# MKV transfers with TiVo Desktop Plus 2.8: Is it possible without re-encoding?



## bkdtv (Jan 9, 2003)

TiVo Desktop Plus 2.8 will transfer high-definition MP4 files with AAC and DD5.1 audio to the TiVo as is, without any re-encoding or quality loss. TiVo Desktop transfers these MP4 files to the TiVo at 20+Mbps, twice the rate of MPG and TiVo files.

I've been using Yamb 2.1b2 to save MKV files with AAC and DD5.1 audio as MP4 files. To do that, you click the Creation -> Click to Create a MP4 file... menu, and select the MKV file.

Is there a way to bypass the remuxing of MKV to MP4 that still allows TiVo Desktop to transfer the MPEG-4 stream as is, at 25-30Mbps?

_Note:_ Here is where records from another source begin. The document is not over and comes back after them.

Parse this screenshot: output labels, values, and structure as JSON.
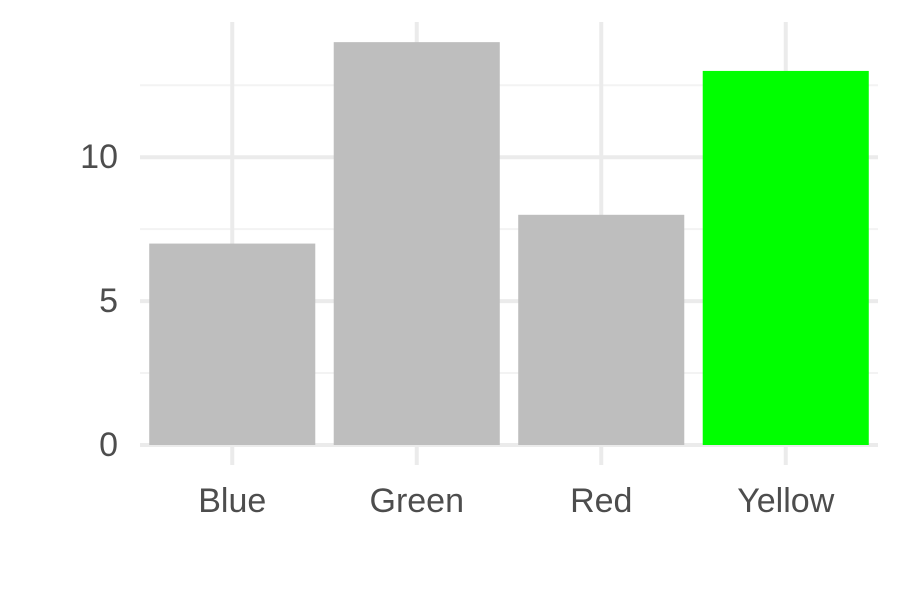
{
  "chart_data": {
    "type": "bar",
    "title": "",
    "xlabel": "",
    "ylabel": "",
    "categories": [
      "Blue",
      "Green",
      "Red",
      "Yellow"
    ],
    "values": [
      7,
      14,
      8,
      13
    ],
    "ylim": [
      0,
      14.7
    ],
    "y_ticks": [
      0,
      5,
      10
    ],
    "y_minor_ticks": [
      2.5,
      7.5,
      12.5
    ],
    "grid": true,
    "legend": "none",
    "colors": {
      "default_bar": "#bebebe",
      "highlight_bar": "#00ff00",
      "highlight_category": "Yellow",
      "grid_major": "#ebebeb",
      "grid_minor": "#f3f3f3",
      "axis_text": "#4d4d4d",
      "background": "#ffffff"
    }
  }
}
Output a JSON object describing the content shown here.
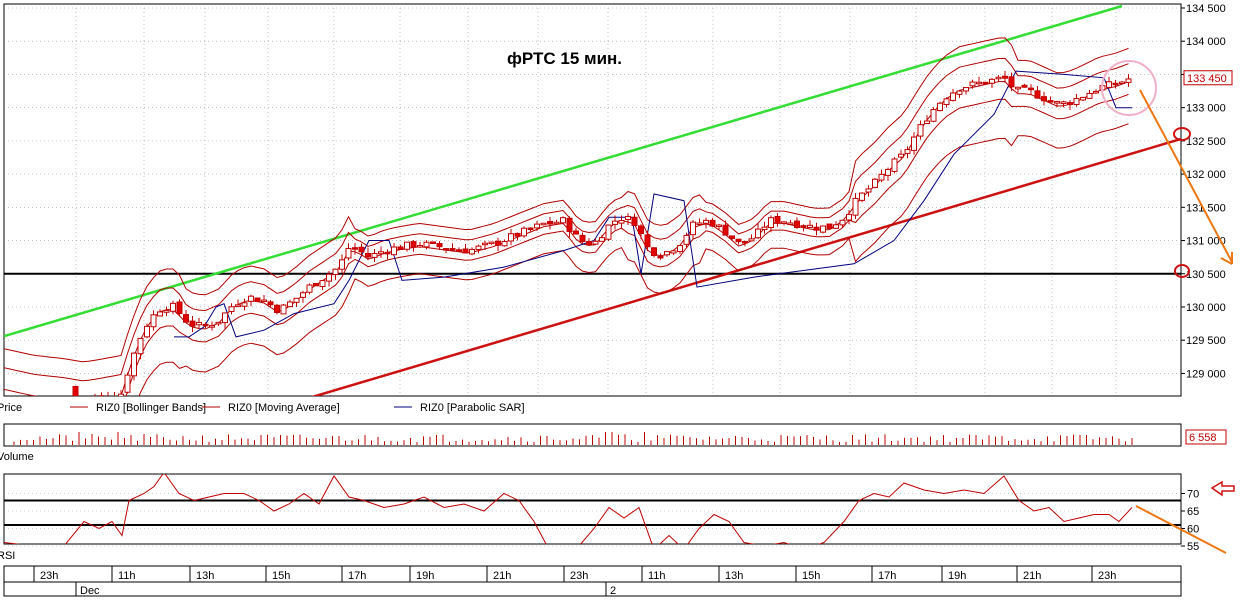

In other words, is there a Windows configuration that allows TiVo Desktop 2.8 to demux the H264 and AAC/DD5.1 streams from a MKV file for transfer, without re-encoding into MPEG-2? I don't want to re-encode it to re-encode with MPEG-2, as causes quality loss and slows the transfer by 70+%.

_Notes for those installing Yamb: Choose custom setup in the Yamb installer and check mkvextract. If you get an error about a missing regex.dll, you can download that here and place it in the mkvextract subfolder in the Yamb installation directory. If using Windows 7, sure to install the Yamb program to a folder where you have permissions to write, such as a subfolder in your Users folder (ex: My Documents or Desktop). Do the same for the temp folder, defined in Yamb settings._


----------



## fyodor (Sep 19, 2006)

On an unrelated note, what are the bitrates for the MKV/MP4 files you've been transferring? I'm curious what is feasible.



bkdtv said:


> TiVo Desktop Plus 2.8 will transfer high-definition MP4 files with AAC and DD5.1 audio to the TiVo as is, without any re-encoding or quality loss. TiVo Desktop transfers these MP4 files to the TiVo at 20+Mbps, twice the rate of MPG and TiVo files.
> 
> I've been using Yamb 2.1b2 to save MKV files with AAC and DD5.1 audio as MP4 files. To do that, you click the Creation -> Click to Create a MP4 file... menu, and select the MKV file.
> 
> ...


----------